The primary species responsible for the development of ROCM is the fungus Rhizopus oryzae. This fungus is a fast growing, aseptate filamentous fungus that is responsible for nearly 90% of all rhinocerebral cases and has an overall mortality rate of over 50% . Rhizopus oryzae is commonly found in tropical and subtropical regions, such as Australia, India, and the coastal parts of Texas. Like most diseases of fungal origin, mucormycosis is usually introduced to the body through inhalation of spores. The two characteristics most often responsible for the proliferation and development include its propensity for induction of angiogenesis and rapid growth rate.
Risk Factors :
- Diabetes Mellitus II, particularly with diabetic ketoacidosis
- Immunosuppressant therapy
- Intravenous Drug Users
- Human immunodeficiency virus (HIV) infection
- Deferoxamine therapy
Ketoacidosis is a very common predisposing factor for invasion and spread by mucor. Under acidotic conditions, iron fails to bind to its sequestering proteins like transferrin and becomes available to invading pathogens like mucor, which depend on iron for survival. This makes ketoacidosis a very susceptible predisposing condition for development of ROCM. This is also the mechanism for iron overload conditions to cause ROCM (e.g., hemochromatosis, multiple blood transfusions, desferroxamine). Mucormycosis commonly begins after the paranasal inhalation of spores and the formation of coenocytic hyphae that can spread. Once inhaled, they initially proliferate in the sinuses and can find their way to the orbit either through direct invasion or via the nasolacrimal duct. It can gain access to the brain either via spread from the orbital apex, cavernous sinus, through the cribriform plate, or through the blood vessels. The primary mechanism of spread is through angioinvasion of blood vessels. Following angioinvasion, mucormycosis causes injury through excessive vessel thrombosis and tissue necrosis. The angioinvasion also gives the fungus access to additional heme as a source of iron . One critical step that allows for angioinvasion to occur is the penetration of and damage to the endothelial cells and extracellular matrix proteins lining the blood vessels. One receptor that is known to be involved in the penetration process is a protein known as glucose-regulated protein (GRP78).
Once spread to the orbit, the disease is classified as ROCM. Initial ophthalmic problems presenting in ROCM are due to the tissue inflammation resulting from necrosis of the adjacent tissue to the orbit and reduced blood flow. Potentially serious ophthalmic problems associated with ROCM include occlusion of the central artery of the retina and infraction of the orbit including the optic nerve and can ultimately cause complete vision loss. From the orbit, ROCM can spread to the brain through the cribriform plate and orbital apex, causing potential complications such as internal carotid artery occlusion, cranial nerve palsy, chiasmal infarction, intracranial aneurysm, fungal meningitis, and even death .

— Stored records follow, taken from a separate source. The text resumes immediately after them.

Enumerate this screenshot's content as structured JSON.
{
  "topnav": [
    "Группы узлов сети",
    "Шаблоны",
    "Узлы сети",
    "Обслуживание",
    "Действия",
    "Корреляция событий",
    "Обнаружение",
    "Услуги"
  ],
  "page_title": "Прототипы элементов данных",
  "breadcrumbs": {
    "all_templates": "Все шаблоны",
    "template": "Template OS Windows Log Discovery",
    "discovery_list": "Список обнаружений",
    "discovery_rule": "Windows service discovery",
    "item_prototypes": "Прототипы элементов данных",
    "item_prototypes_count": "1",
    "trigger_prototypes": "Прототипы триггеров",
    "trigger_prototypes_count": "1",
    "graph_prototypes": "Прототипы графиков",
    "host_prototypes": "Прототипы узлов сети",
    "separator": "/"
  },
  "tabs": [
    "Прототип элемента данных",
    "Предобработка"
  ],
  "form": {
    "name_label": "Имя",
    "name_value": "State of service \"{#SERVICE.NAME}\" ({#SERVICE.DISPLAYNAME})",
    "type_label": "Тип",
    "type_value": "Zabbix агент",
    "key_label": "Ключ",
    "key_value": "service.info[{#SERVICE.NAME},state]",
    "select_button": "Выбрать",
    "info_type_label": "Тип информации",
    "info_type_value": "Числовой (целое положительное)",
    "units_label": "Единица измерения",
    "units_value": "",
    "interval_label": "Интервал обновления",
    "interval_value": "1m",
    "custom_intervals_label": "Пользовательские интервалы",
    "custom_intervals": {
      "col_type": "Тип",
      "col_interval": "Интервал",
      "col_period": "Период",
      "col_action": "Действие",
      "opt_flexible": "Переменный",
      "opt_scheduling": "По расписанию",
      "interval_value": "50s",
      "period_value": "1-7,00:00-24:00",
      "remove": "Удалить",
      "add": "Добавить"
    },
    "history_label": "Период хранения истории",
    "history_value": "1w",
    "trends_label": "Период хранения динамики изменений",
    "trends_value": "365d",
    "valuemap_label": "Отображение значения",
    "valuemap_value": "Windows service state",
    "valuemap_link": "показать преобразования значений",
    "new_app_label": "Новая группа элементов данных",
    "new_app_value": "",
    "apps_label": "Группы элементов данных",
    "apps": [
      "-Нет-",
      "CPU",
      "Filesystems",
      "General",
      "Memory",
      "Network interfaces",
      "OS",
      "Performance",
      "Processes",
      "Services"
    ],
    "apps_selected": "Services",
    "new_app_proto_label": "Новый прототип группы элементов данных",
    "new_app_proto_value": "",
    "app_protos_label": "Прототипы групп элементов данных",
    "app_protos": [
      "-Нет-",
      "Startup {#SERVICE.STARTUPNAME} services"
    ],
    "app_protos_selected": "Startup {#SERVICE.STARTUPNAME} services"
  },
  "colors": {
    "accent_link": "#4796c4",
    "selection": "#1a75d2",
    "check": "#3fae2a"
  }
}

A chronic immunocompromised is the most common predisposing condition for ROCM (e.g. HIV, diabetes mellitus II, organ transplant recipients taking immunosuppressants, deferoxamine treatment).
Signs & Symptoms
The early clinical signs of Mucormycosis include sinusitis, nasal discharge, and epistaxis. The hallmark of spread beyond the sinuses involve a characteristic black eschar over the skin over the orbit, palate, and nasal mucosa . The maxillary and ethmoid sinuses are more frequently involved as evidenced on CT/MRI studies . Initial external ophthalmic signs of ROCM may include the following with ophthalmoplegia and proptosis being the most common eye signs reported  .
- Periorbital Edema
- External Ophthalmoplegia
- Orbital apex syndrome
- Eyelid gangrene
- Cavernous sinus thrombosis
- Nasal and oral mucosa gangrene are seen as a black eschar, therefore it is important to also assess the oral and nasal mucosa of patients
There can be occlusion of the central artery of the retina, or the branch retinal arteries which on funduscopic exam typically reveals opacification of the superficial retinal layers and the characteristic cherry-red spot on the macula. Rarely, vision loss can also occur from infarction or direct fungal invasion of the optic nerve or chiasm .
Another manifestation of mucormycosis in the nasal-orbit area is a black eschar that may present in the nose mucosa or upper palate. Therefore, careful examination of these areas are advised when ROCM is suspected.
It is important to notice that because the fungus stays predominately intravascular, a CT scan without contrast may not reveal any lesion if no mass is formed.
Imaging studies may include CT/MRI of orbit, brain, and sinuses demonstrate involvement of maxillary and ethmoid sinus, orbit, cavernous sinus, and less frequently involve the frontal and sphenoid sinus. In order to obtain a true diagnosis of mucormycosis, a fine needle aspiration biopsy of infected tissues must be obtained for histopathology and culture. Characteristic of this disease is aseptate hyphal elements that branch at right angles .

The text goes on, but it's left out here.